Open link with EdgeDeflector

How indeed do you want to open this web link?

Standards and URIs

You can’t change the default web browser away from Safari on iOS. To get around this, Google Chrome and pretty much every other web browser started adding their own browser vendor URI prefixes that worked the same way as the microsoft-edge URI on Windows 10.

This allowed other app vendors and other apps by the browser vendor to open links in their browser of choice. It’s a neat little work around for something that wouldn’t ever have been an issue if Apple had allowed a greater level of customization on iOS.

The special vendor URIs on iOS and now Windows 10 are all about vendor lock-in. As a user, your choices for what software you want to run are limited by corporate interests that conflict with your ability to choose your preferred web browser. This is unhealthy for the mobile web as a whole, and it’s an unhealthy and undesirable development on desktop operating systems.

I don’t believe the other browser vendors should register and attempt to hijack this vendor specific browser schema by default. Although it’s technically possible, as evidenced by the existence of EdgeDeflector, this would only instigate an undesirable war with Windows where ultimately even more lockdown is the most probable end result.

If you agree with me and want Windows to stop forcing the use of Microsoft Edge and rather have it respect your choice of default browser, please let Microsoft know in the Windows Feedback Hub (requires Windows 10.)

Microsoft Edge has two and a half custom URI protocols in addition to the standard http and https.

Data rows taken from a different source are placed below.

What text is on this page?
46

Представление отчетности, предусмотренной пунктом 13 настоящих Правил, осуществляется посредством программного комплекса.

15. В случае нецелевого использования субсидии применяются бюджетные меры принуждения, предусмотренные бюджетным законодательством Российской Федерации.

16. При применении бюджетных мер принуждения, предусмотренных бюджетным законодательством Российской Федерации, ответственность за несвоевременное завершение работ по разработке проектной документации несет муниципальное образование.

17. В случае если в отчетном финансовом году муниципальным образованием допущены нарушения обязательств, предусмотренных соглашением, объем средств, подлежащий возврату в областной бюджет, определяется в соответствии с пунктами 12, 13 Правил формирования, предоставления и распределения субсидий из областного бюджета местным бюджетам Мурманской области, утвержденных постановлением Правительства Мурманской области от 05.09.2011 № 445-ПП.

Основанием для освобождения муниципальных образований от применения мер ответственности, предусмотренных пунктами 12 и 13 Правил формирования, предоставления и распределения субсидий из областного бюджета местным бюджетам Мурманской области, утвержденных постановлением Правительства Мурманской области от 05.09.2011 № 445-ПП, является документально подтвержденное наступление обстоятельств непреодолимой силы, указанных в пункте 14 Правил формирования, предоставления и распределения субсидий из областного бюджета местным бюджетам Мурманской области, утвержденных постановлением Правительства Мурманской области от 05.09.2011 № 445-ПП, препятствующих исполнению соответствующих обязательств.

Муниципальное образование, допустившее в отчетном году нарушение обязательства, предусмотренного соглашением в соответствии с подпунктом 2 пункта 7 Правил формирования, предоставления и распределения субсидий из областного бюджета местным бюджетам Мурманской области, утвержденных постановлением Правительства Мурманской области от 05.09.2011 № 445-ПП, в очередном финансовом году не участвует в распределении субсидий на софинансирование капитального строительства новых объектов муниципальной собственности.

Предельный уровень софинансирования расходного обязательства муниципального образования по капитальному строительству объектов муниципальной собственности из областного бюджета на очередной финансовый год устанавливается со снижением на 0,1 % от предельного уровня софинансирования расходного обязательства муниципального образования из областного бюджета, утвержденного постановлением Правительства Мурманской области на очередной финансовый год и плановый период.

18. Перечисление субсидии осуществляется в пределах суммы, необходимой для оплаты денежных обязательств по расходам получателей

These are the mostly undesirable microsoft-edge and the as of yet unused microsoft-edge-holographic, plus the read schema. It’s unclear what microsoft-edge-holographic is supposed to do; as of now it creates an infinite loop of opening tabs in Windows preview builds.

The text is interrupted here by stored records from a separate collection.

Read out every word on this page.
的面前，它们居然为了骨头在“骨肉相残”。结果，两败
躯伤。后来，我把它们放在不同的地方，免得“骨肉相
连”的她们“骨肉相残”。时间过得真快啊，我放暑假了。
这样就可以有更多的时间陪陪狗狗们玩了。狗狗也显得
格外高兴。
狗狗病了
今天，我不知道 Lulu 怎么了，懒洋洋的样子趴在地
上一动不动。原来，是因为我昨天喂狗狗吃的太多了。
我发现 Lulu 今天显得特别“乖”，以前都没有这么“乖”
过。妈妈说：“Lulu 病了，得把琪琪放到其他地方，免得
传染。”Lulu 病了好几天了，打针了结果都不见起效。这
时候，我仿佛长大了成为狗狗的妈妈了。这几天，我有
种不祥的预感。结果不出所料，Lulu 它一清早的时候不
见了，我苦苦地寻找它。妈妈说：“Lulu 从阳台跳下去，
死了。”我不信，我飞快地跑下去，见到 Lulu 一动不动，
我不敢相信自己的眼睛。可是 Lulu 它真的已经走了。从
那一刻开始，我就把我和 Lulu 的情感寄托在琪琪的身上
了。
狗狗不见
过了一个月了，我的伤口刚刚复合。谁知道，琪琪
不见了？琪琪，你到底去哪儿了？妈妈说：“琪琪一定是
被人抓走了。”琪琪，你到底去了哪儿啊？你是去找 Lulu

The read protocol for Edge’s reading view, e.g. read:/entry/edgedeflector-default-browser, is more interesting but I’ve already covered it in a separate article. I believe that the read URI is quite a good innovation and would love to see other web browsers implement this URI schema. Firefox, Safari, and Vivaldi all have their own reading views with their own URIs – and they’re all terrible in comparison with Edge’s neat little read: links.

Wait— doesn’t this program of yours already exist?

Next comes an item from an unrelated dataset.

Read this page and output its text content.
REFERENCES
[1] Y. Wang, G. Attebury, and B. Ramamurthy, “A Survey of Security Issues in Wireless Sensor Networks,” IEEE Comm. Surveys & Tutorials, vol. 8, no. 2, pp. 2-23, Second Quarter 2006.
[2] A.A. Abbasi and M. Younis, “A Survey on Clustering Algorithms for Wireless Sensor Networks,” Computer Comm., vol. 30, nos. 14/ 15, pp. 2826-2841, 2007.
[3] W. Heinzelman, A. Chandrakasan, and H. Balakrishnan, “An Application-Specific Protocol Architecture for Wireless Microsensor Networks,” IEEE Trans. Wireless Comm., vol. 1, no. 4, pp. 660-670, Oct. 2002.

Only after completing the programming on EdgeDeflector as a weekend project, did I discover that there already was a program that tries to do the exact same trick as EdgeDeflector. (I was using Bing for search that week, go figure.) SearchWithMyBrowser seems to be quite popular based on the number of articles written about it.

However, after quickly reading through the code I discovered serious problems such as a arbitrary code execution vulnerabilities (e.g. microsoft-edge:calc.exe would open the Calculator app rather than a browser) and unwittingly executing invalid commands on the system level for some of the microsoft-edge URIs that are found in Windows.

I’d already thought of and addressed these problems to the best of my ability in EdgeDeflector. I’ve contacted the author of SearchWithMyBrowser to let him know about the problems. Another of these programs has received quite a lot of media attention in the tech press in the past, so there should be quite a few vulnerable systems out there. Ouch.

Update (): SearchWithMyBrowser has since been updated to version 1.0.0 which patches most attack vectors for the vulnerability mentioned above. This version also introduces usability improvements like a binary distribution package.

Note on responsible disclosure of security vulnerabilities: I’d problems getting in touch with the developer privately, and ended up posting about the vulnerability on the public bug tracker for lack of a private communication channel.

As SearchWithMyBrowser doesn’t have auto-update nor any way to notify users of new versions, the vulnerability will probably remain unpatched for the majority of users for the lifetime of their Windows installation whether an updated version of the software had been made available or not.